- versalia.de
-- Aesthetik
--- Adonis - Film von Scud (Hongkong)

ArnoAbendschoen - 06.04.2021 um 14:01 Uhr

Der 2017 herausgekommene Film „Thirty Years of Adonis“ von Scud ähnelt einem mächtig das Wasser aufwirbelnden Raddampfer mit zwei großen Schaufelrädern, einem formal-ästhetischen und einem geistigen. Beide sind nicht aus derselben Werkstatt und ursprünglich auch gewiss nicht zum Transport von Geschichten wie dieser entworfen. Die Handlung ist vordergründig eine von heute, zwar spektakulär, doch im Ganzen realistisch. Yang Ke (Adonis He Fei) ist ein arbeitslos gewordener Darsteller der Peking-Oper und wird von seinem Agenten daher jenseits der Bühne vermarktet, als Model, in der Pornofilm-Industrie, als Prostituierter, Männern wie Frauen zur Verfügung stehend. Dieses Hongkong glitzert, blendet und bringt den attraktiven jungen Mann bis an die äußersten Grenzen seiner physischen Existenz. Er scheint in ruhigeres Fahrwasser zu gelangen, als er ein eigenes Bistro eröffnet, einen Lebenspartner findet und die Stadt mit ihm verlassen will. Nur vollendet sich sein Schicksal schon vorher, auf höchst grausige Weise.

Dieser Stoff wird stilistisch wie vom späten Pasolini dargeboten. „Die 120 Tage von Sodom“ ist als Vorbild für die Sex- und Massenszenen wie für diejenigen sozusagen aus dem Gesellschaftsleben deutlich zu erkennen. Das immerhin haben Salò und Scuds Hongkong gemeinsam: Ihre innere Ordnung ist befristet und das Bewusstsein ihrer Endlichkeit treibt die Zeitgenossen zu immer raffinierteren, oft scheußlichen Exzessen. Der Haupterzählstrang wird häufig unterbrochen, indem Rückblenden oder Visionen eingeschaltet sind. Sie scheinen jede Illusion eines Zeitkontinuums zerstören zu wollen.

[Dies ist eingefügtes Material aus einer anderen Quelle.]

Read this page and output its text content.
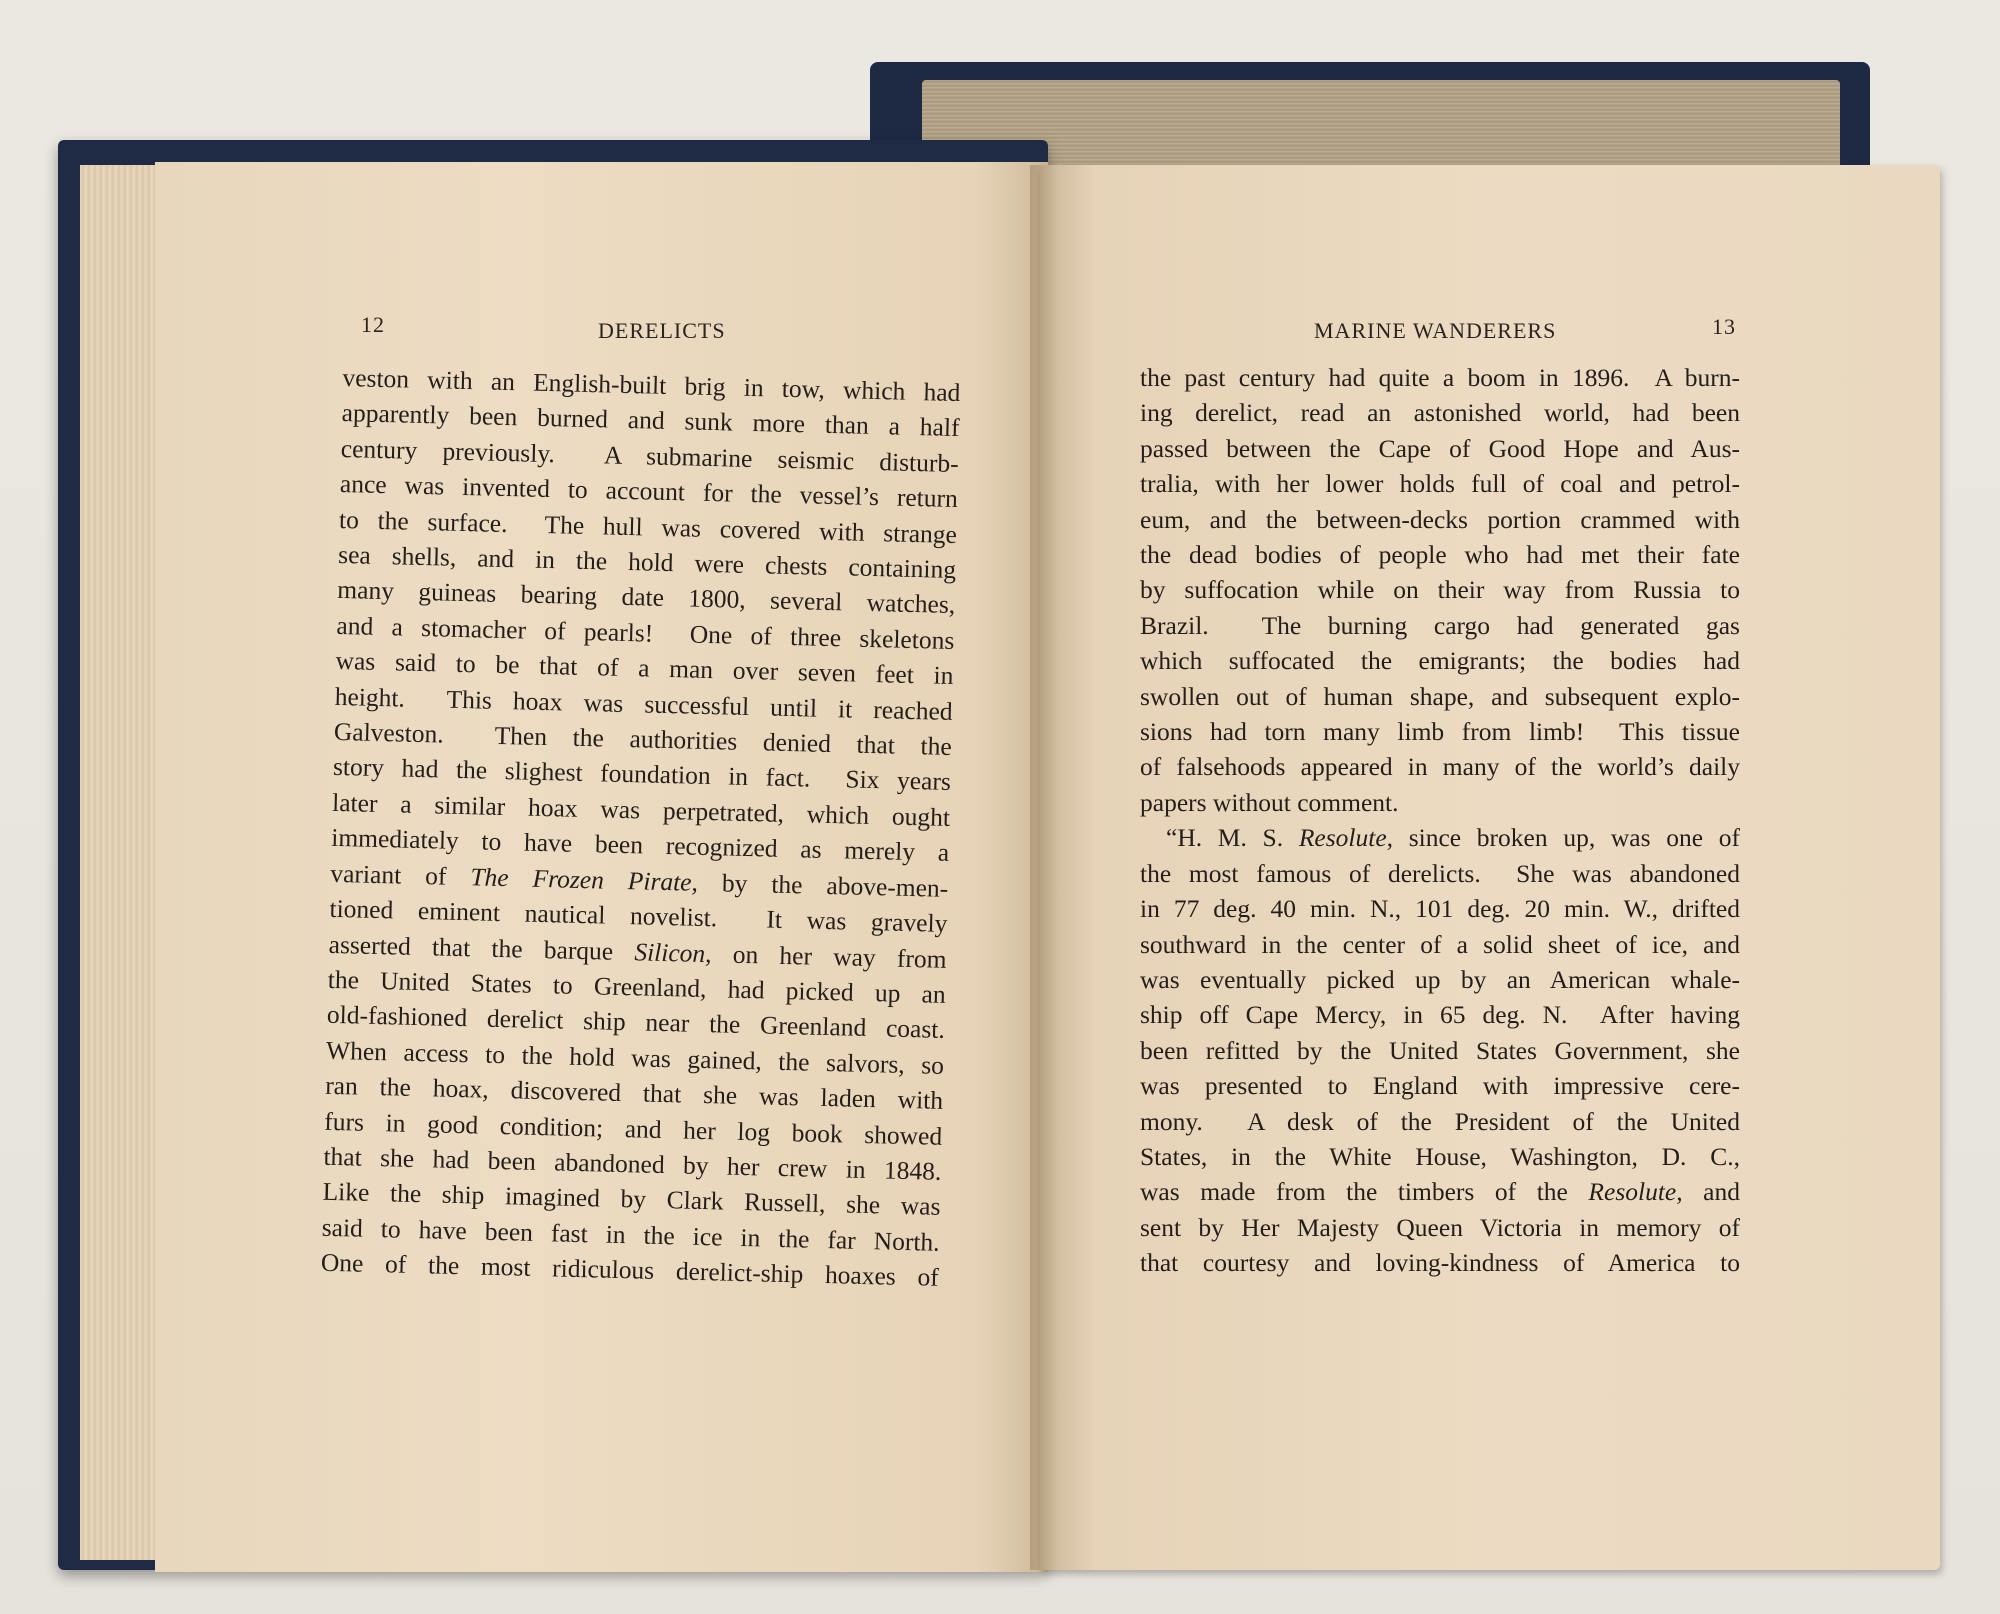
12	DERELICTS	MARINE WANDERERS	13
veston with an English-built brig in tow, which had
apparently been burned and sunk more than a half
century previously.  A submarine seismic disturb-
ance was invented to account for the vessel’s return
to the surface.  The hull was covered with strange
sea shells, and in the hold were chests containing
many guineas bearing date 1800, several watches,
and a stomacher of pearls!  One of three skeletons
was said to be that of a man over seven feet in
height.  This hoax was successful until it reached
Galveston.  Then the authorities denied that the
story had the slighest foundation in fact.  Six years
later a similar hoax was perpetrated, which ought
immediately to have been recognized as merely a
variant of The Frozen Pirate, by the above-men-
tioned eminent nautical novelist.  It was gravely
asserted that the barque Silicon, on her way from
the United States to Greenland, had picked up an
old-fashioned derelict ship near the Greenland coast.
When access to the hold was gained, the salvors, so
ran the hoax, discovered that she was laden with
furs in good condition; and her log book showed
that she had been abandoned by her crew in 1848.
Like the ship imagined by Clark Russell, she was
said to have been fast in the ice in the far North.
One of the most ridiculous derelict-ship hoaxes of
the past century had quite a boom in 1896.  A burn-
ing derelict, read an astonished world, had been
passed between the Cape of Good Hope and Aus-
tralia, with her lower holds full of coal and petrol-
eum, and the between-decks portion crammed with
the dead bodies of people who had met their fate
by suffocation while on their way from Russia to
Brazil.  The burning cargo had generated gas
which suffocated the emigrants; the bodies had
swollen out of human shape, and subsequent explo-
sions had torn many limb from limb!  This tissue
of falsehoods appeared in many of the world’s daily
papers without comment.
“H. M. S. Resolute, since broken up, was one of
the most famous of derelicts.  She was abandoned
in 77 deg. 40 min. N., 101 deg. 20 min. W., drifted
southward in the center of a solid sheet of ice, and
was eventually picked up by an American whale-
ship off Cape Mercy, in 65 deg. N.  After having
been refitted by the United States Government, she
was presented to England with impressive cere-
mony.  A desk of the President of the United
States, in the White House, Washington, D. C.,
was made from the timbers of the Resolute, and
sent by Her Majesty Queen Victoria in memory of
that courtesy and loving-kindness of America to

Der Schluss der Filmhandlung schließlich ist eine Coda im Jenseits, und zwar in einem, das noch Kontakt hat zum aktuellen Diesseits, dem gleichzeitig aber auch dessen Vergangenheit und Zukunft zugänglich sind.

Diese Elemente gehören bereits dem geistigen Hintergrund des Films an, der vom Buddhismus geprägt ist. Karma und Wiedergeburt sind die großen Themen, mit denen zugleich die christliche Passionsgeschichte synchronisiert wird. Zum religiösen Aspekt erklärte Scud in einem Interview: „Bevor ich mit dem Drehbuch zu ‚Adonis’ begonnen habe, bin ich für einige Wochen zu einem berühmten Meister nach Bhutan in Klausur gegangen. Den fertigen Film habe ich als Erstes seinem wichtigsten Apostel vorgeführt. Ich bin mir nicht sicher, inwieweit europäische Zuschauer den tibetanischen Buddhismus verstehen. Dies ist zumindest die genaueste Analyse davon, die ich bieten kann – und die auch ohne Vorbehalt von den Geistlichen akzeptiert wurde.“ (Zitiert nach einem der DVD beigegebenen Booklet der Edition Salzgeber.)

Die Spannweite des Programms, das dem Film zugrunde liegt, ist also enorm. Ist das Werk auch gelungen? Zumindest gilt dies für jede einzelne Szene, von denen jede aufregend schön, ja betörend ist, nie ins Kunstgewerbliche abgleitet, immer kraftvoll und originell erscheint. Mit diesen Bildern allein schafft der Film schon als Mosaik ein überzeugendes Ganzes. Schließlich ist Kunstfilm an sich das: eine in sich geschlossene autonome Welt aus bewegten Bildern, nicht die Darlegung einer rational nachvollziehbaren Botschaft oder Lehre. Um im Bild des Anfangs zu bleiben: Scuds Filmdampfer gleitet souverän und rauscht majestätisch über Untiefen wie Abgründe.